« Allons à Gagnoa ! » chante inlassablement le groupe Magic Diezel depuis plusieurs mois à tel point que la chanson est reprise partout ou presque en Côte d’Ivoire ! Si le duo n’a à priori pas livré une féroce bataille pour avoir du succès hors des frontières, d’autres ont dû surmonté la barrière de la couleur…

Par Dozilet Kpolo

C’est le cas dans le road-movie Green Book. Au cœur des sixties, dans une Amérique ségrégationniste, un duo improbable sillonne les routes au nom de la musique.

LES PRÉJUGÉS S’ENVOLENT PAR LES VITRES

Musicien de talent dont la couleur de peau disparaît dès qu’il se met derrière un piano, un steinway de préférence, Don Shirley embauche Tony Lip un ex-videur de boîte de nuit. Flanqué de son armoire à glace, Don Shirley descend dans le sud raciste des États-Unis. À mesure que les prestations se succèdent, que les motels miteux les accueillent à bras ouverts, les pleines de l’Iowa disparaissent dans le rétroviseur de la rutilante voiture aux vitres baissées, et avec elles les dernières traces de préjugés tenaces. Les deux hommes finissent par former un duo, à deux doigts de monter sur scène.

AU NOM D’ALI

Étonnant de maîtrise, de fragilité et de rigueur, Mahershala, oscarisé pour le meilleur second rôle dans Moonlight, vole la vedette à son alter-ego : Viggo Mortensen.

Pourtant, la violence, l’acteur américano-danois l’a souvent incarnée à la perfection, notamment dans Les Promesses de l’ombre où il campe le rôle d’un agent infiltré dans la mafia russe. D’ailleurs ici, il est bien plus qu’un bodyguard : il est le chauffeur, le guide touristique, avec le Negro Motorist Green Book[i]entre les mains, l’avocat, l’ami d’un patron noir qu’il a du mal à comprendre au début.

Le trait d’union entre ces messieurs que tout oppose, c’est Madame Lip interprétée par Linda Cardellini, qui vivait aux Urgences dans les années 90. Shirley aide Lip – surnommé ainsi par qu’il tchatche beaucoup – à écrire des lettres d’amour dignes de ce nom.

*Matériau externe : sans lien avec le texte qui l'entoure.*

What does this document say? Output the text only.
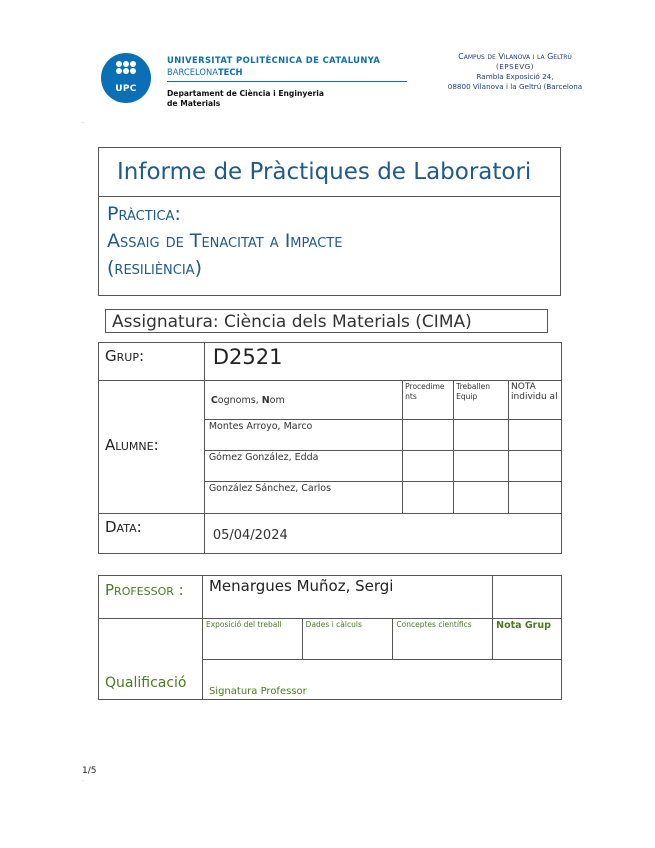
UPC
UNIVERSITAT POLITÈCNICA DE CATALUNYA
BARCELONATECH
Departament de Ciència i Enginyeria
de Materials
Campus de Vilanova i la Geltrú
(EPSEVG)
Rambla Exposició 24,
08800 Vilanova i la Geltrú (Barcelona
·
Informe de Pràctiques de Laboratori
Pràctica:
Assaig de Tenacitat a Impacte
(resiliència)
Assignatura: Ciència dels Materials (CIMA)
Grup:	D2521			
Alumne:	Cognoms, Nom	Procedime nts	Treballen Equip	NOTA individu al
	Montes Arroyo, Marco			
	Gómez González, Edda			
	González Sánchez, Carlos			
Data:	05/04/2024			
Professor :	Menargues Muñoz, Sergi			
Qualificació	Exposició del treball	Dades i càlculs	Conceptes científics	Nota Grup
	Signatura Professor			
1/5
·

Si l’amitié entre les deux hommes ferait presqu’autant pleurer que la disparition de la dernière part de gâteau alors même qu’on avait programmé sa dégustation toute la journée, les moments de satisfaction se comptent sur le bout des doigts.

SI JE SUIS NI NOIR, NI BLANC, QUI SUIS-JE ?

Réalisé par Peter, l’autre Farrelly, qui a avec son frère fait entre autres Mary À Tout Prix, Green Book est basé sur des faits réels. Oui, le Docteur Shirley a vraiment existé ! Il a rendu l’âme en 2013.

Ce qu’il y a de surprenant dans cette « dramédie », c’est le rapport de force qui tantôt se tend, tantôt se détend entre le pianiste afro-américain et le garde du corps italo-américain.

Alerte spoiler ! Dès leur première rencontre, le luxe tape-à-l’œil du Docteur Shirley perturbe Tony et sa vision étriquée de l’afro-américain. Son futur patron est noir et se tient devant lui dans un trône, qui aurait sa place dans un lieu branché et éclectique.

Shirley 1 – Vallelonga 0.

Le match se poursuit avec ces paysages verdoyants, parfaits pour fond d’écran de smartphone. Vient alors la scène du fried chicken. C’est Tony le blanc qui fera goûter à Shirley le noir, son premier poulet frit. Ce poulet devenu croustillant après avoir baigné dans l’huile, le gaou l’a tellement aimé qu’il jette le morceau sur la route.  

Shirley 1 – Vallelonga 1.

Puis, ils se feront arrêter par deux policiers prêts à casser du nègre et du demi-nègre avant d’être envoyé en prison. Une fois libérés, sous une pluie diluvienne, Shirley jette à la figure de Tony : « Si je ne suis ni noir, ni blanc, qui suis-je ? ». On n’aura pas de réponse à cette question !

Mais son désarroi fait penser à ceux qui sont partis, ont vu et sont revenus : les repats. Eux aussi ressentent cette difficulté à se (re)fondre dans leur pays d’origine.

Pour cette histoire réelle portée à l’écran pendant deux heures et dix minutes, on aurait aimé que les injustices, les tensions raciales étouffent encore plus le spectateur qui à la place laisse échapper des rires ça-et-là. Au lieu de ça, c’est un ticket simple pour une Amérique des années 60 étrangement ressemblante à celle d’aujourd’hui. Allons à Gagnoa, c’est mieux !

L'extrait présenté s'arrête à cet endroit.